Wärme ist ein Abfall-Produkt in Coburg
Autor: Simone Bastian
Coburg, Sonntag, 10. März 2019
Heizen mit Müll gilt als klimaneutral. Deshalb entdecken Investoren und Unternehmen die Fernwärme neu. Das ist jedoch nur ein Grund, der dazu beiträgt, dass das Coburger Fernwärmenetz nun erweitert wird.
650 Meter Fernwärme-Leitung haben die SÜC 2018 entlang der Glender Straße verlegt. Ziel war das Betriebsgelände von Oschmann Komfortbetten: Das Unternehmen ist sozusagen der Fernwärme-Pionier im Neuseser Gewerbegebiet. Obwohl das Müllheizkraftwerk (MHKW), wo die Fernwärme erzeugt wird, quasi um die Ecke liegt, gehört der Stadtteil Neuses bislang nicht zum Versorgungsgebiet. Das Netz entstand einst da, wo die Wärme ursprünglich erzeugt wurde, und eigentlich war sie ein Abfallprodukt.
Das alte Fernwärmenetz umfasst, grob gesagt, die Altstadt zwischen Bahnstrecke beziehungsweise Itz und Hofgarten, im Süden bis zum Klinikum. Die Fernwärme ist "ein Überbleibsel der früheren Stadtgasproduktion", so erläutert das Stefan Schneidawind, als Prokurist bei den SÜC für die Fernwärme und die Kraftwerke zuständig.
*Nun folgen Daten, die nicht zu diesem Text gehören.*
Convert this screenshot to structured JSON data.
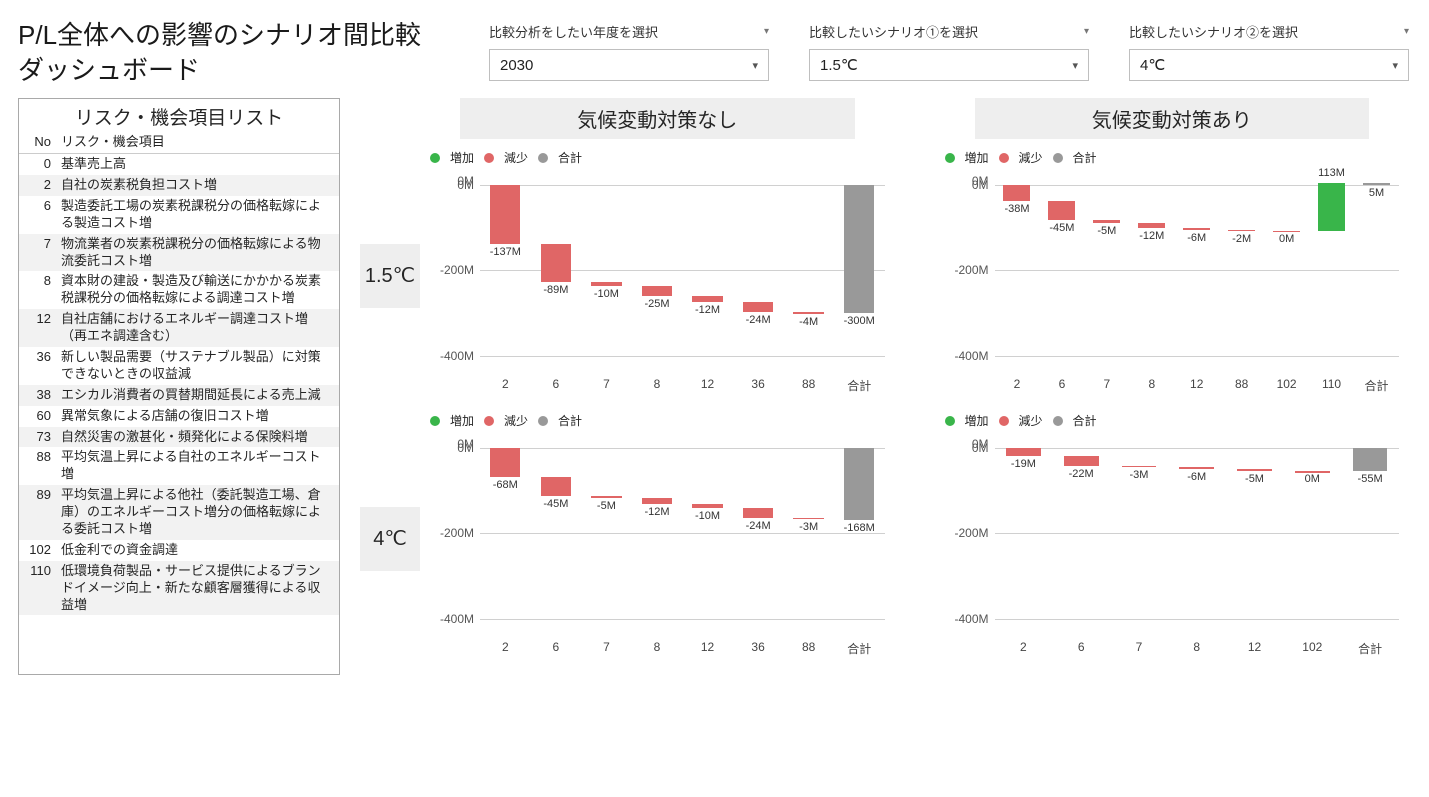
{
  "title_line1": "P/L全体への影響のシナリオ間比較",
  "title_line2": "ダッシュボード",
  "filters": {
    "year": {
      "label": "比較分析をしたい年度を選択",
      "value": "2030"
    },
    "scenario1": {
      "label": "比較したいシナリオ①を選択",
      "value": "1.5℃"
    },
    "scenario2": {
      "label": "比較したいシナリオ②を選択",
      "value": "4℃"
    }
  },
  "sidebar": {
    "title": "リスク・機会項目リスト",
    "col_no": "No",
    "col_item": "リスク・機会項目",
    "rows": [
      {
        "no": "0",
        "text": "基準売上高"
      },
      {
        "no": "2",
        "text": "自社の炭素税負担コスト増"
      },
      {
        "no": "6",
        "text": "製造委託工場の炭素税課税分の価格転嫁による製造コスト増"
      },
      {
        "no": "7",
        "text": "物流業者の炭素税課税分の価格転嫁による物流委託コスト増"
      },
      {
        "no": "8",
        "text": "資本財の建設・製造及び輸送にかかかる炭素税課税分の価格転嫁による調達コスト増"
      },
      {
        "no": "12",
        "text": "自社店舗におけるエネルギー調達コスト増（再エネ調達含む）"
      },
      {
        "no": "36",
        "text": "新しい製品需要（サステナブル製品）に対策できないときの収益減"
      },
      {
        "no": "38",
        "text": "エシカル消費者の買替期間延長による売上減"
      },
      {
        "no": "60",
        "text": "異常気象による店舗の復旧コスト増"
      },
      {
        "no": "73",
        "text": "自然災害の激甚化・頻発化による保険料増"
      },
      {
        "no": "88",
        "text": "平均気温上昇による自社のエネルギーコスト増"
      },
      {
        "no": "89",
        "text": "平均気温上昇による他社（委託製造工場、倉庫）のエネルギーコスト増分の価格転嫁による委託コスト増"
      },
      {
        "no": "102",
        "text": "低金利での資金調達"
      },
      {
        "no": "110",
        "text": "低環境負荷製品・サービス提供によるブランドイメージ向上・新たな顧客層獲得による収益増"
      }
    ]
  },
  "legend": {
    "increase": "増加",
    "decrease": "減少",
    "total": "合計"
  },
  "colors": {
    "increase": "#39b54a",
    "decrease": "#e06666",
    "total": "#999999",
    "grid": "#d0d0d0"
  },
  "col_headers": {
    "left": "気候変動対策なし",
    "right": "気候変動対策あり"
  },
  "row_headers": {
    "top": "1.5℃",
    "bottom": "4℃"
  },
  "yaxis": {
    "ticks": [
      "0M",
      "-200M",
      "-400M"
    ],
    "min": -450,
    "max": 30,
    "zero_pct": 6.25
  },
  "charts": {
    "c11": {
      "items": [
        {
          "x": "2",
          "val": -137,
          "type": "dec",
          "label": "-137M",
          "start": 0
        },
        {
          "x": "6",
          "val": -89,
          "type": "dec",
          "label": "-89M",
          "start": -137
        },
        {
          "x": "7",
          "val": -10,
          "type": "dec",
          "label": "-10M",
          "start": -226
        },
        {
          "x": "8",
          "val": -25,
          "type": "dec",
          "label": "-25M",
          "start": -236
        },
        {
          "x": "12",
          "val": -12,
          "type": "dec",
          "label": "-12M",
          "start": -261
        },
        {
          "x": "36",
          "val": -24,
          "type": "dec",
          "label": "-24M",
          "start": -273
        },
        {
          "x": "88",
          "val": -4,
          "type": "dec",
          "label": "-4M",
          "start": -297
        },
        {
          "x": "合計",
          "val": -300,
          "type": "tot",
          "label": "-300M",
          "start": 0
        }
      ]
    },
    "c12": {
      "items": [
        {
          "x": "2",
          "val": -38,
          "type": "dec",
          "label": "-38M",
          "start": 0
        },
        {
          "x": "6",
          "val": -45,
          "type": "dec",
          "label": "-45M",
          "start": -38
        },
        {
          "x": "7",
          "val": -5,
          "type": "dec",
          "label": "-5M",
          "start": -83
        },
        {
          "x": "8",
          "val": -12,
          "type": "dec",
          "label": "-12M",
          "start": -88
        },
        {
          "x": "12",
          "val": -6,
          "type": "dec",
          "label": "-6M",
          "start": -100
        },
        {
          "x": "88",
          "val": -2,
          "type": "dec",
          "label": "-2M",
          "start": -106
        },
        {
          "x": "102",
          "val": 0,
          "type": "dec",
          "label": "0M",
          "start": -108
        },
        {
          "x": "110",
          "val": 113,
          "type": "inc",
          "label": "113M",
          "start": -108
        },
        {
          "x": "合計",
          "val": 5,
          "type": "tot",
          "label": "5M",
          "start": 0
        }
      ]
    },
    "c21": {
      "items": [
        {
          "x": "2",
          "val": -68,
          "type": "dec",
          "label": "-68M",
          "start": 0
        },
        {
          "x": "6",
          "val": -45,
          "type": "dec",
          "label": "-45M",
          "start": -68
        },
        {
          "x": "7",
          "val": -5,
          "type": "dec",
          "label": "-5M",
          "start": -113
        },
        {
          "x": "8",
          "val": -12,
          "type": "dec",
          "label": "-12M",
          "start": -118
        },
        {
          "x": "12",
          "val": -10,
          "type": "dec",
          "label": "-10M",
          "start": -130
        },
        {
          "x": "36",
          "val": -24,
          "type": "dec",
          "label": "-24M",
          "start": -140
        },
        {
          "x": "88",
          "val": -3,
          "type": "dec",
          "label": "-3M",
          "start": -164
        },
        {
          "x": "合計",
          "val": -168,
          "type": "tot",
          "label": "-168M",
          "start": 0
        }
      ]
    },
    "c22": {
      "items": [
        {
          "x": "2",
          "val": -19,
          "type": "dec",
          "label": "-19M",
          "start": 0
        },
        {
          "x": "6",
          "val": -22,
          "type": "dec",
          "label": "-22M",
          "start": -19
        },
        {
          "x": "7",
          "val": -3,
          "type": "dec",
          "label": "-3M",
          "start": -41
        },
        {
          "x": "8",
          "val": -6,
          "type": "dec",
          "label": "-6M",
          "start": -44
        },
        {
          "x": "12",
          "val": -5,
          "type": "dec",
          "label": "-5M",
          "start": -50
        },
        {
          "x": "102",
          "val": 0,
          "type": "dec",
          "label": "0M",
          "start": -55
        },
        {
          "x": "合計",
          "val": -55,
          "type": "tot",
          "label": "-55M",
          "start": 0
        }
      ]
    }
  }
}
Die Städtischen Werke/Überlandwerke, wie sie damals hießen, erzeugten Gas aus Kohle. Dabei fiel Koks an, und der wurde genutzt, um mittels einer Heißluftturbine Strom zu erzeugen. Die Abwärme wurde ab 1957 als Fernwärme verkauft. Die ersten Stränge führten in die Uferstraße, wo sich damals der städtische Verkehrsbetrieb befand (heute Brose), der Nordstrang führte zum Alexandrinenbad, das es inzwischen auch nicht mehr gibt. Von diesen zwei Leitungen aus entwickelte sich das Netz weiter. "Es ist jetzt 62 und hat nicht vor, in Rente zu gehen", sagt Schneidawind.
Verdichtet und erweitert
Inzwischen kommt die warme Luft aus Neuses. Die Leitung zwischen dem MHKW und dem Gelände der SÜC zwischen Bamberger- und Uferstraße wurde vor einigen Jahren neu verlegt und befindet sich jetzt unter der Lossaustraße. Vom SÜC-Gelände aus wird die Fernwärme ins Versorgungsnetz eingespeist. Die SÜC betreiben überdies ein Gas-Blockheizkraftwerk, das Bedarfsspitzen abfangen kann, sollte die vom MHKW gelieferte Wärme an sehr kalten Tagen nicht reichen.
In den vergangenen Jahren schon wurde das vorhandene Fernwärmenetz verdichtet und erweitert, berichten Heiko Baumann, für den Ausbau zuständig, und Schneidawind. Das Klinikum hängt genauso daran wie die Wohnanlage am Hofgarten (früher DSZ). Das ehemalige Milchhofgelände, wo ein Wohngebiet entsteht, wurde mit einem Anschluss versehen. Insgesamt sei das Netz allein 2018 um 2,1 Kilometer gewachsen, das sei ein Plus von zehn Prozent, sagt Schneidawind.
Doch nicht nur das Bestandsnetz wächst. Am Max-Böhme-Ring und in Cortendorf betreiben die SÜC zwei lokale Netze, die ihre Wärme nicht aus dem MHKW beziehen, sondern aus kleinen Blockheizkraftwerken. In Cortendorf zum Beispiel brauchen die Pumpen des SÜC-eigenen Wasserwerks viel Strom. Da lohnte sich 2018 der Bau eines eigenen Kraftwerks, das die benachbarten Theaterwerkstätten mit Wärme versorgen kann. In der Umgebung fanden sich weitere Kunden.
Investoren, die Wohngebäude errichten, seien durchaus an Fernwärme interessiert, sagt Johannes Schmidt, der bei den SÜC für das Thema Contracting zuständig ist. Denn Wohngebäude müssen der Energieeinsparungsverordnung entsprechen; wenn die Sanierung dem Klima dient, gibt es günstige Kredite oder Fördermittel.